Segundo o responsável, a recuperação do sistema começou, na prática, por volta das 16 horas, mas só ganhou maior intensidade a partir das 21 horas, quando o sistema já apresentava robustez suficiente para aceitar mais consumo. “Ao final do dia, tínhamos 95% dos clientes abastecidos”, afirmou, sublinhando que o ritmo da reposição esteve sempre condicionado pela estabilidade do sistema elétrico.
José Ferrari Careto destacou que o facto de o fornecimento ter sido retomado a partir do meio da tarde e de quase todos os clientes estarem energizados ao final do dia demonstra “uma recuperação que faz jus à ‘performance’ do país do ponto de vista do setor da eletricidade”.
Ainda assim, reconheceu que há sempre espaço para melhorias. “Foi uma excelente recuperação. Tendo dito isto, obviamente há sempre ensinamentos e lições a aprender”, frisou, classificando o apagão como um acontecimento raro, “que acontece uma vez na vida”.
O corte generalizado de eletricidade afetou todo o território continental por volta das 11h30, com maior impacto em Lisboa. De acordo com a cronologia apresentada, a primeira tentativa de reposição de carga ocorreu às 14h45, a partir da central de Castelo de Bode, seguindo-se a injeção de energia pelo ponto do Zêzere às 15h31.
O presidente da E-Redes explicou ainda que o processo de recuperação envolve uma componente técnica e outra de priorização de clientes. Castelo de Bode foi o primeiro local a recuperar energia não por ser considerado prioritário, mas por se encontrar próximo de um centro eletroprodutor e por reunir as condições técnicas adequadas. A reposição avançou de forma gradual, com o fornecimento a chegar ao Porto às 19h25 e a Lisboa às 20h12.

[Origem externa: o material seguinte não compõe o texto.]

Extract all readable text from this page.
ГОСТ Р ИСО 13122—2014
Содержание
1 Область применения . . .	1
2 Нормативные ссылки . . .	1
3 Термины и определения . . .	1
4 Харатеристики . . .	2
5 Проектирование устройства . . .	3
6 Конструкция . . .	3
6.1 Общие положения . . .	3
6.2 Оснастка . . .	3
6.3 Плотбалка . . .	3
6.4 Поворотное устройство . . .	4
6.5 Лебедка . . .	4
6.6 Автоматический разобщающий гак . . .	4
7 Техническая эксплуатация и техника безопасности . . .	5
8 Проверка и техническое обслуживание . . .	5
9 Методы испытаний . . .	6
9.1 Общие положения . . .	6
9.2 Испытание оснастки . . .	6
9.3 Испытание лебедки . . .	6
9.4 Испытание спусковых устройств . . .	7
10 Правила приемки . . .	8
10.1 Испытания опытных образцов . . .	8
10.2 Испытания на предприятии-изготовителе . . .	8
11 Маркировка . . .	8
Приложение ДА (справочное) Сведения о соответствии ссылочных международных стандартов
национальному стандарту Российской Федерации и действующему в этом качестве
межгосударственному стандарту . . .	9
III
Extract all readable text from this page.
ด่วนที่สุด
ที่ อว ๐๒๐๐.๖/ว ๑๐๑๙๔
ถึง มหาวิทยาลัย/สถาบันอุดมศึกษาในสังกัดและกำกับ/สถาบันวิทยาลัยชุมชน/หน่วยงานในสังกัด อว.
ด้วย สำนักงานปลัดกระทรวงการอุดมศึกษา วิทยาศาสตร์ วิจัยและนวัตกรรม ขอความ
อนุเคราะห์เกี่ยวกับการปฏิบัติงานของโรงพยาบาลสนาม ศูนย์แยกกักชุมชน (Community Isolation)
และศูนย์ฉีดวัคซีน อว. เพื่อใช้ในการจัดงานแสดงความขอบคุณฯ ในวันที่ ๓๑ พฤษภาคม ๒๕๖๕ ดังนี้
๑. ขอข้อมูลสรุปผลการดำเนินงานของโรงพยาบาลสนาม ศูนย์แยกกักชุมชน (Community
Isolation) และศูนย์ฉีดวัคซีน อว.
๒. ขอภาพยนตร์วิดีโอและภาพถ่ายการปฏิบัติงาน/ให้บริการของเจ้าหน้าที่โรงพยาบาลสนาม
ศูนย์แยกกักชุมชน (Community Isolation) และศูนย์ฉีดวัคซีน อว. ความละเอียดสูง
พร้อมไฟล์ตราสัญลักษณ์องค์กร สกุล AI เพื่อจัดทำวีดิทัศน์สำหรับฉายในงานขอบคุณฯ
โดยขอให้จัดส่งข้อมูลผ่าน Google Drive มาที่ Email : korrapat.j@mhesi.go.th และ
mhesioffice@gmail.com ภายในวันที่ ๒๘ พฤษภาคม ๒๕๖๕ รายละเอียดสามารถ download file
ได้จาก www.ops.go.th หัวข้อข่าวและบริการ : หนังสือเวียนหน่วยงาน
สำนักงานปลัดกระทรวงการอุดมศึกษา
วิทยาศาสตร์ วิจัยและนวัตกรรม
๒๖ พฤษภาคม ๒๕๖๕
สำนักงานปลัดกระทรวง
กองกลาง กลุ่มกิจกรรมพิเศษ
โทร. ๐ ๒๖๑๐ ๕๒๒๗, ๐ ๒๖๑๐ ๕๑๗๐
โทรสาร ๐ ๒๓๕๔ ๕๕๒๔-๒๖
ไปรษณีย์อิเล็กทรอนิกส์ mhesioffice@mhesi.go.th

Durante a madrugada de 29 de abril, à 1h00, foi energizada a última subestação a 60 kV, tendo a reposição total do fornecimento sido concluída por volta das 3h00.
Em audições anteriores no parlamento, o presidente executivo da REN, Rodrigo Costa, admitiu que não é possível garantir que não voltem a ocorrer apagões, defendendo que a prioridade do sistema elétrico deve ser a capacidade de recuperação rápida face a riscos técnicos, climáticos ou de cibersegurança.
Entretanto, o grupo de peritos da Rede Europeia de Operadores de Transporte de Eletricidade (ENTSO-E) apontou como causa mais provável do incidente um aumento de tensão em cascata, observado no sul de Espanha na fase final do apagão, seguido de desligamentos súbitos de produção, sobretudo renovável. Este fenómeno terá levado à separação elétrica da Península Ibérica do sistema continental europeu, provocando a perda de sincronismo e o colapso da frequência e da tensão.
O relatório final sobre o apagão elétrico deverá ser publicado durante o primeiro trimestre de 2026.